Tubes, capsules and pellets of used radioactive material are piling up in hospitals and research centers across the United States, raising concerns that the stockpile could get lost, or stolen by terrorists and turned into dirty bombs.
The Associated Press (AP) reported that for years, low-level nuclear waste, such as rice-size radioactive seeds for treating cancer and pencil-thin nuclear tubes used in industrial gauges, were sealed in the concrete and buried at a rural South Carolina landfill.
When a South Carolina law took effect July 1, the disposal of nearly all radioactive material at the landfill ended, leaving 36 states with no place to dispose of the material. With offsite disposal no longer an option, labs, universities, hospitals and manufacturers are storing more and more of it on their own property, according to the AP.

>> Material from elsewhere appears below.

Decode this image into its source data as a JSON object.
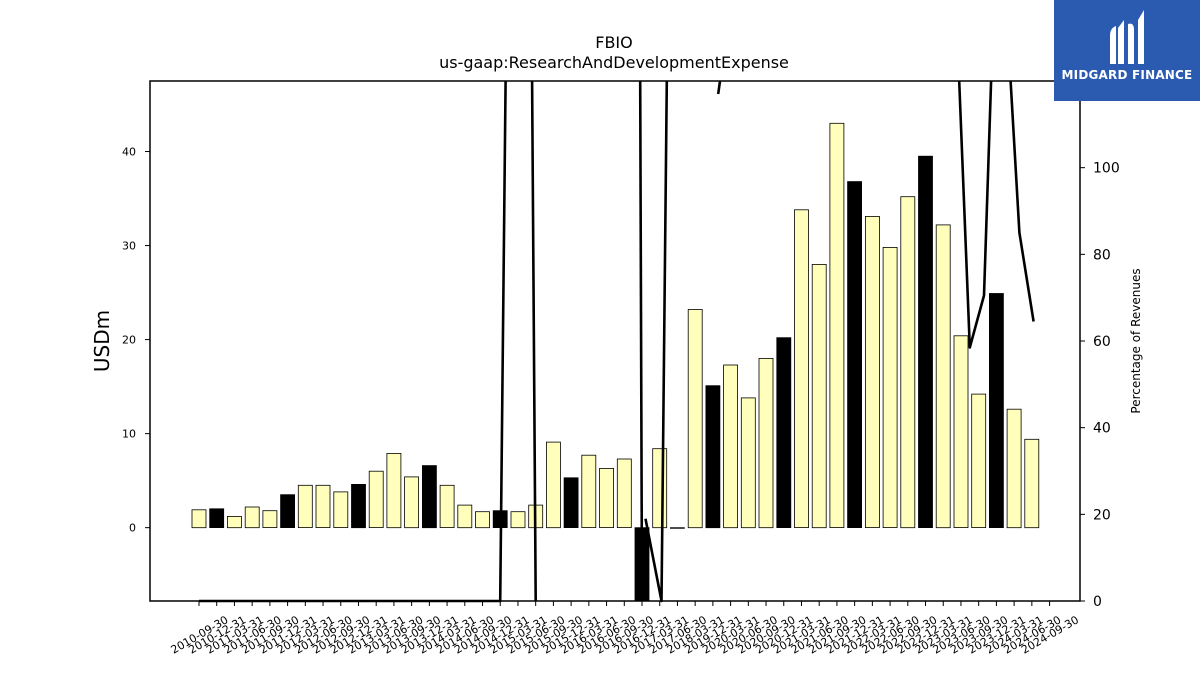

State and federal authorities said that the waste is being monitored, but they acknowledged that tracking and inspecting is done infrequently. The AP reported that after dozens of interviews with nuclear waste generators, experts, watchdogs and officials, and according to government documents, thousands of the small radioactive items have already been lost, and worries are growing.

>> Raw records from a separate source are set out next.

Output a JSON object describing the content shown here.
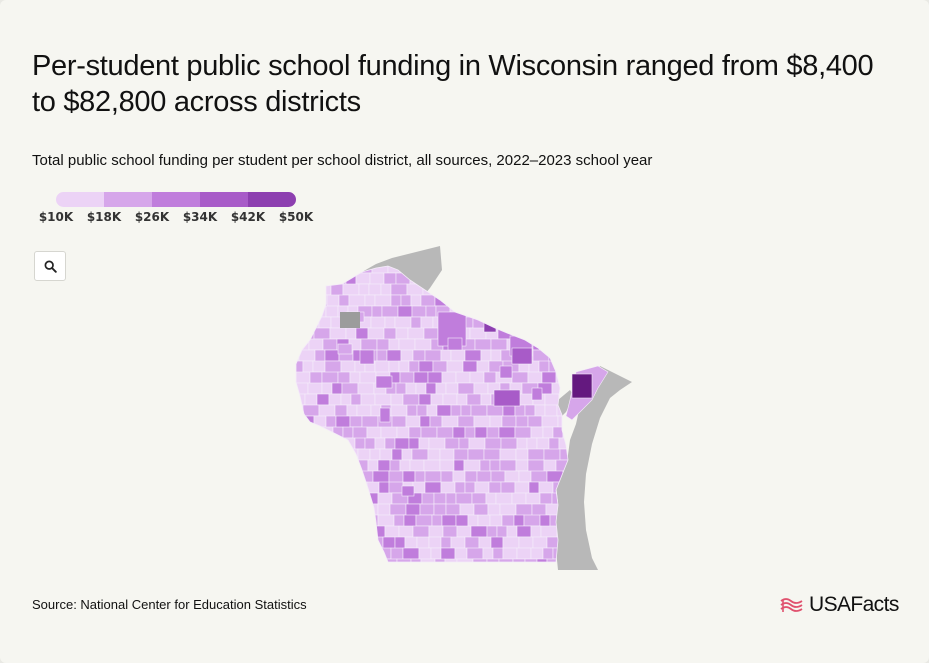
{
  "title": "Per-student public school funding in Wisconsin ranged from $8,400 to $82,800 across districts",
  "subtitle": "Total public school funding per student per school district, all sources, 2022–2023 school year",
  "legend": {
    "labels": [
      "$10K",
      "$18K",
      "$26K",
      "$34K",
      "$42K",
      "$50K"
    ],
    "colors": [
      "#ecd3f6",
      "#d6a6ea",
      "#c07ddc",
      "#a85bc8",
      "#8d3fb0",
      "#64197f"
    ]
  },
  "map": {
    "lake_color": "#b8b8b8",
    "no_data_color": "#9c9c9c",
    "icons": {
      "zoom": "magnifier-icon"
    }
  },
  "source": "Source: National Center for Education Statistics",
  "brand": {
    "name": "USAFacts",
    "color": "#e0516e"
  }
}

"They'll end up offered up on eBay and flea markets and sent to landfills, or metal recycling plants—places where you don't want them to be," Stephen Browne, radiation control officer at Troxler Electronic Laboratories, a large manufacturer of industrial gauges that use radioactive material, told the AP.
Millions of radioactive devices in use have no long-term disposal plan, including tiny capsules of radioactive cesium isotopes implanted to kill cancerous cells; cobalt-60 pellets that power helmet-like machines used to focus radioactive beams on diseased brain tissue; and cobalt and powdered cesium inside irradiation machines that sterilize medical equipment and blood, reported the AP.